I had to solve this recurrence. So to get rid of the floor operator I said lets $n$ be $5^k$ so a multiple of $5$. So started to solve this.
\begin{equation} \begin{split} f(5^k) & = 3\cdot f(5^{k-1}) + 1\\ & = 3\cdot[ 3f(5^{k-2}) + 1 ]+ 1\\ & = 3^2f(5^{k-2}) + 3 + 1\\ & = 3^2\cdot[ 3f(5^{k-3}) + 1 ]+ 3 + 1\\ & = 3^3f(5^{k-3}) + 9 + 3 + 1 \\ & = ...\\ & = 3^jf(5^{k-j}) + \sum_{j=0}^k 3^j\\ & = 3^jf(5^{k-j}) + \frac{3^{k+1} - 1}{2}\\ \text{let $j = k$}\\ & = 3^kf(5^0) + \frac{3^{k+1} - 1}{2}\\ & = 3^kf(1) + \frac{3^{k+1} - 1}{2}\\ & = 3^k\cdot 0 + \frac{3^{k+1} - 1}{2}\\ & = \frac{3^{k+1} - 1}{2}\\ \end{split} \end{equation} And now I'm stuck here trying to express my $3^{k+1}$ as a function of $n$. I'm pretty I probably made some error up there, if I did I don't see them.

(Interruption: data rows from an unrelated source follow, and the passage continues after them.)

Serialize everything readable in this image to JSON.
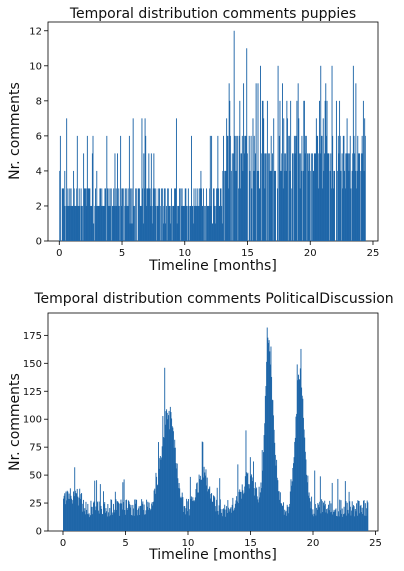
{
  "colors": {
    "bar": "#1f66a8",
    "axis": "#000000",
    "text": "#111111"
  },
  "chart_data": [
    {
      "type": "bar",
      "title": "Temporal distribution comments puppies",
      "xlabel": "Timeline [months]",
      "ylabel": "Nr. comments",
      "xlim": [
        -0.9,
        25.4
      ],
      "ylim": [
        0,
        12.5
      ],
      "xticks": [
        0,
        5,
        10,
        15,
        20,
        25
      ],
      "yticks": [
        0,
        2,
        4,
        6,
        8,
        10,
        12
      ],
      "grid": false,
      "bin_width_months": 0.05,
      "data_range": [
        0.0,
        24.4
      ],
      "peaks": [
        {
          "x": 0.4,
          "y": 4
        },
        {
          "x": 2.2,
          "y": 6
        },
        {
          "x": 4.6,
          "y": 5
        },
        {
          "x": 6.8,
          "y": 7
        },
        {
          "x": 9.3,
          "y": 7
        },
        {
          "x": 12.0,
          "y": 6
        },
        {
          "x": 13.5,
          "y": 9
        },
        {
          "x": 13.9,
          "y": 12
        },
        {
          "x": 14.9,
          "y": 11
        },
        {
          "x": 16.0,
          "y": 10
        },
        {
          "x": 17.4,
          "y": 10
        },
        {
          "x": 19.0,
          "y": 9
        },
        {
          "x": 22.3,
          "y": 8
        },
        {
          "x": 23.4,
          "y": 10
        }
      ]
    },
    {
      "type": "bar",
      "title": "Temporal distribution comments PoliticalDiscussion",
      "xlabel": "Timeline [months]",
      "ylabel": "Nr. comments",
      "xlim": [
        -1.2,
        25.2
      ],
      "ylim": [
        0,
        195
      ],
      "xticks": [
        0,
        5,
        10,
        15,
        20,
        25
      ],
      "yticks": [
        0,
        25,
        50,
        75,
        100,
        125,
        150,
        175
      ],
      "grid": false,
      "bin_width_months": 0.05,
      "data_range": [
        0.0,
        24.4
      ],
      "peaks": [
        {
          "x": 0.9,
          "y": 57
        },
        {
          "x": 2.5,
          "y": 45
        },
        {
          "x": 7.4,
          "y": 52
        },
        {
          "x": 8.1,
          "y": 146
        },
        {
          "x": 8.5,
          "y": 91
        },
        {
          "x": 11.1,
          "y": 80
        },
        {
          "x": 14.6,
          "y": 90
        },
        {
          "x": 16.3,
          "y": 182
        },
        {
          "x": 16.6,
          "y": 165
        },
        {
          "x": 18.7,
          "y": 149
        },
        {
          "x": 19.1,
          "y": 121
        },
        {
          "x": 21.5,
          "y": 43
        }
      ]
    }
  ]
}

I didn't check your whole argument, but assuming it's correct, you can use the fact that if $n$ is $5^k$, then $k$ is $\log_5 n$ to express the result in terms of $n$.
(Side Question: are the $x$'s in the function definition supposed to be $n$'s?)